The U.S. National Highway Traffic Safety Administration (NHTSA) sent a cease-and-desist letter to Tesla on October 17, 2018, accusing them of failing to conform to their guidelines when the car maker claimed that the Model 3 had the lowest probability of injury of any vehicle ever tested by NHTSA.
The US regulators also sent two subpoenas to Tesla, concerning crashes involving its cars. Reuters got hold of the documents. Tesla stood by its claims, saying that they used NHTSA’s own data to back them up.
According to NHTSA, the cease-and-desist letter was referring Tesla’s safety claims on the Model 3 to the Federal Trade Commission (FTC) to investigate whether these statements constitute unfair or deceptive acts or practices.
The FTC declined to comment, with a spokesman saying that “investigations are non-public, and we don’t comment on … the existence of an investigation.”

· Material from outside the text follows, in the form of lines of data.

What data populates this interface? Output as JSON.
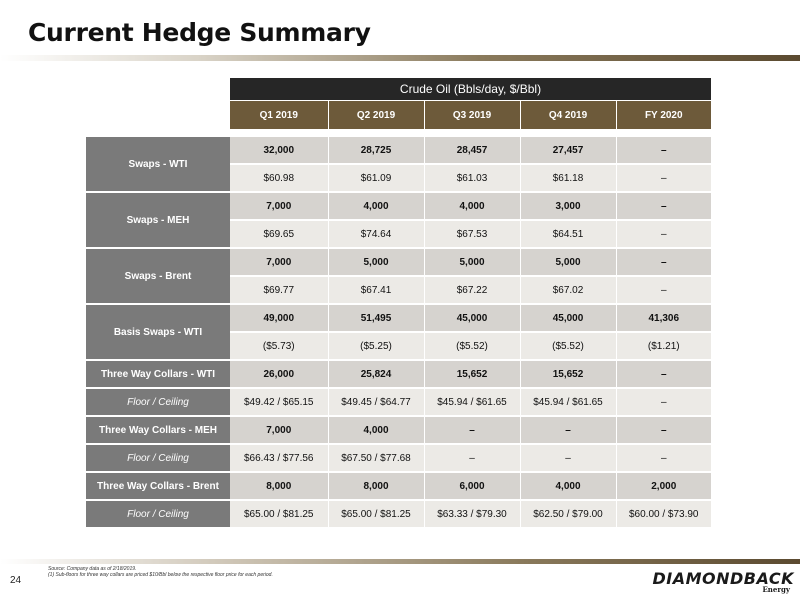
{
  "title": "Current Hedge Summary",
  "table": {
    "super_header": "Crude Oil (Bbls/day, $/Bbl)",
    "columns": [
      "Q1 2019",
      "Q2 2019",
      "Q3 2019",
      "Q4 2019",
      "FY 2020"
    ],
    "groups": [
      {
        "label": "Swaps - WTI",
        "rows": [
          [
            "32,000",
            "28,725",
            "28,457",
            "27,457",
            "–"
          ],
          [
            "$60.98",
            "$61.09",
            "$61.03",
            "$61.18",
            "–"
          ]
        ]
      },
      {
        "label": "Swaps - MEH",
        "rows": [
          [
            "7,000",
            "4,000",
            "4,000",
            "3,000",
            "–"
          ],
          [
            "$69.65",
            "$74.64",
            "$67.53",
            "$64.51",
            "–"
          ]
        ]
      },
      {
        "label": "Swaps - Brent",
        "rows": [
          [
            "7,000",
            "5,000",
            "5,000",
            "5,000",
            "–"
          ],
          [
            "$69.77",
            "$67.41",
            "$67.22",
            "$67.02",
            "–"
          ]
        ]
      },
      {
        "label": "Basis Swaps - WTI",
        "rows": [
          [
            "49,000",
            "51,495",
            "45,000",
            "45,000",
            "41,306"
          ],
          [
            "($5.73)",
            "($5.25)",
            "($5.52)",
            "($5.52)",
            "($1.21)"
          ]
        ]
      },
      {
        "label": "Three Way Collars - WTI",
        "sub_label": "Floor / Ceiling",
        "rows": [
          [
            "26,000",
            "25,824",
            "15,652",
            "15,652",
            "–"
          ],
          [
            "$49.42 / $65.15",
            "$49.45 / $64.77",
            "$45.94 / $61.65",
            "$45.94 / $61.65",
            "–"
          ]
        ]
      },
      {
        "label": "Three Way Collars - MEH",
        "sub_label": "Floor / Ceiling",
        "rows": [
          [
            "7,000",
            "4,000",
            "–",
            "–",
            "–"
          ],
          [
            "$66.43 / $77.56",
            "$67.50 / $77.68",
            "–",
            "–",
            "–"
          ]
        ]
      },
      {
        "label": "Three Way Collars - Brent",
        "sub_label": "Floor / Ceiling",
        "rows": [
          [
            "8,000",
            "8,000",
            "6,000",
            "4,000",
            "2,000"
          ],
          [
            "$65.00 / $81.25",
            "$65.00 / $81.25",
            "$63.33 / $79.30",
            "$62.50 / $79.00",
            "$60.00 / $73.90"
          ]
        ]
      }
    ]
  },
  "footnotes": {
    "source": "Source: Company data as of 2/18/2019.",
    "note1": "(1)      Sub-floors for three way collars are priced $10/Bbl below the respective floor price for each period."
  },
  "page_number": "24",
  "logo": {
    "main": "DIAMONDBACK",
    "sub": "Energy"
  }
}
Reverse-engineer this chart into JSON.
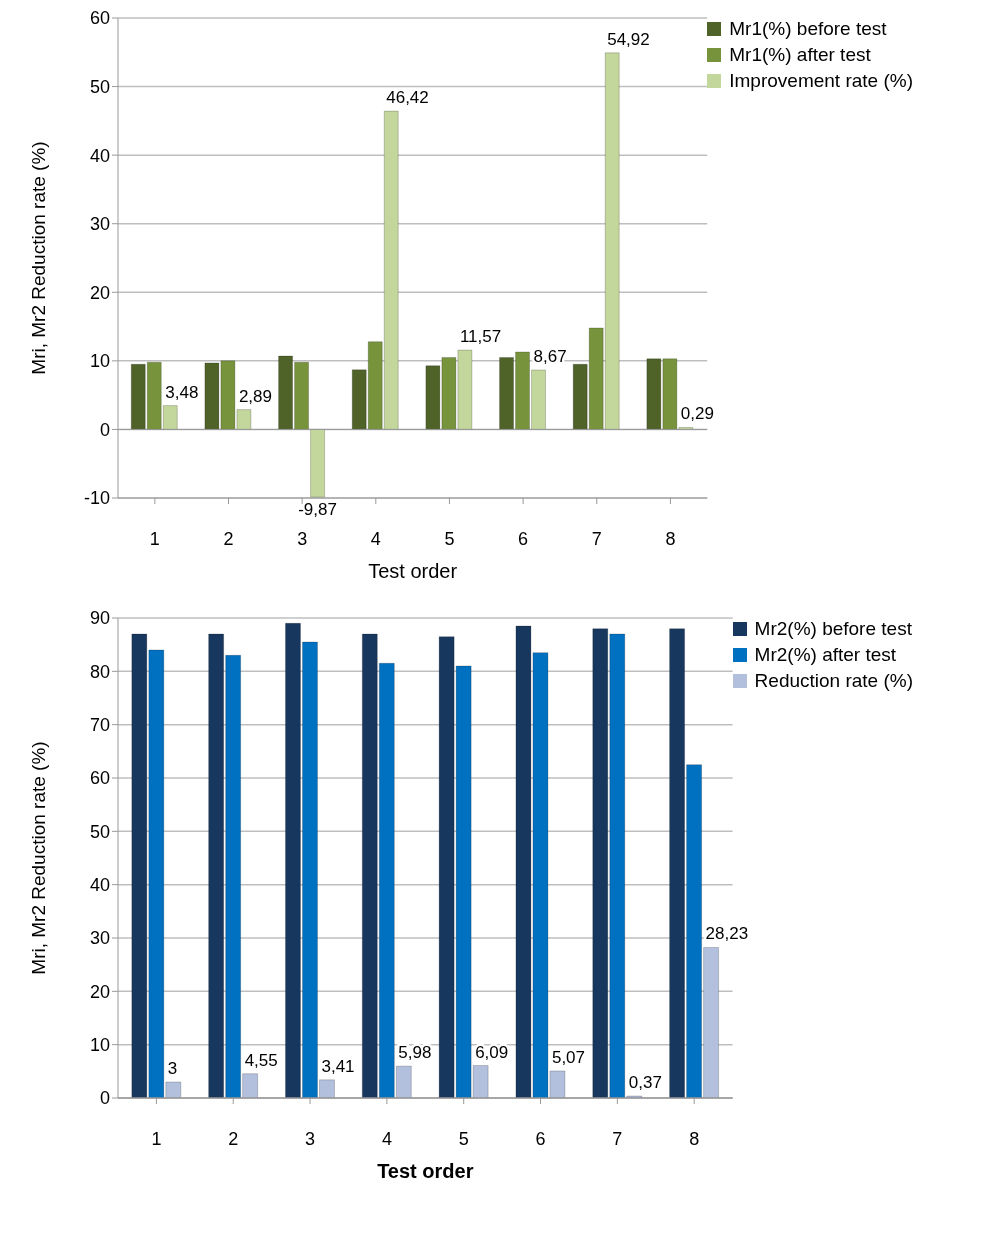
{
  "chart_data": [
    {
      "type": "bar",
      "xlabel": "Test order",
      "ylabel": "Mri, Mr2 Reduction rate   (%)",
      "categories": [
        "1",
        "2",
        "3",
        "4",
        "5",
        "6",
        "7",
        "8"
      ],
      "ylim": [
        -10,
        60
      ],
      "yticks": [
        -10,
        0,
        10,
        20,
        30,
        40,
        50,
        60
      ],
      "grid": "y",
      "legend": "top right",
      "series": [
        {
          "name": "Mr1(%) before test",
          "color": "#4f6228",
          "values": [
            9.5,
            9.7,
            10.7,
            8.7,
            9.3,
            10.5,
            9.5,
            10.3
          ]
        },
        {
          "name": "Mr1(%) after  test",
          "color": "#77933c",
          "values": [
            9.8,
            10,
            9.8,
            12.8,
            10.5,
            11.3,
            14.8,
            10.3
          ]
        },
        {
          "name": "Improvement rate (%)",
          "color": "#c3d69b",
          "values": [
            3.48,
            2.89,
            -9.87,
            46.42,
            11.57,
            8.67,
            54.92,
            0.29
          ],
          "value_labels": [
            "3,48",
            "2,89",
            "-9,87",
            "46,42",
            "11,57",
            "8,67",
            "54,92",
            "0,29"
          ]
        }
      ]
    },
    {
      "type": "bar",
      "xlabel": "Test order",
      "ylabel": "Mri, Mr2 Reduction rate   (%)",
      "categories": [
        "1",
        "2",
        "3",
        "4",
        "5",
        "6",
        "7",
        "8"
      ],
      "ylim": [
        0,
        90
      ],
      "yticks": [
        0,
        10,
        20,
        30,
        40,
        50,
        60,
        70,
        80,
        90
      ],
      "grid": "y",
      "legend": "top right",
      "series": [
        {
          "name": "Mr2(%) before test",
          "color": "#17375e",
          "values": [
            87,
            87,
            89,
            87,
            86.5,
            88.5,
            88,
            88
          ]
        },
        {
          "name": "Mr2(%) after  test",
          "color": "#0070c0",
          "values": [
            84,
            83,
            85.5,
            81.5,
            81,
            83.5,
            87,
            62.5
          ]
        },
        {
          "name": "Reduction rate    (%)",
          "color": "#b3c0dd",
          "values": [
            3,
            4.55,
            3.41,
            5.98,
            6.09,
            5.07,
            0.37,
            28.23
          ],
          "value_labels": [
            "3",
            "4,55",
            "3,41",
            "5,98",
            "6,09",
            "5,07",
            "0,37",
            "28,23"
          ]
        }
      ]
    }
  ]
}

A Tesla spokesman pointed at the company’s letter to NHTSA on October 31, 2018, where the company’s deputy general counsel Al Prescott said: “Tesla’s statement is neither untrue nor misleading. … We had hoped NHTSA would welcome such an achievement because it was presented in an objective manner using the agency’s own data.”
In its letter to Tesla on October 17, NHTSA said that the company’s safety claims were “inappropriate” and “inconsistent” with the agency’s guidelines.
“The guidelines warn against comparison statements like these because such statements mislead consumers about the relative safety of different vehicle models,” NHTSA chief counsel Jonathan Morrison wrote.
“To say Tesla’s midsize sedan has a lower probability of injury than say a larger SUV could be interpreted as misunderstanding safety data, an intention to mislead the public, or both,” he added.
The Tesla Model 3 received the top rating in NHTSA’s 5-Star Safety Ratings Program, which is comprised by three crash tests and a rollover resistance assessment. However Tesla has been critisized by safety groups over the use of the term “full self-driving”, which is untrue since the company’s automated driving system hasn’t reached yet the Level 4 of autonomy.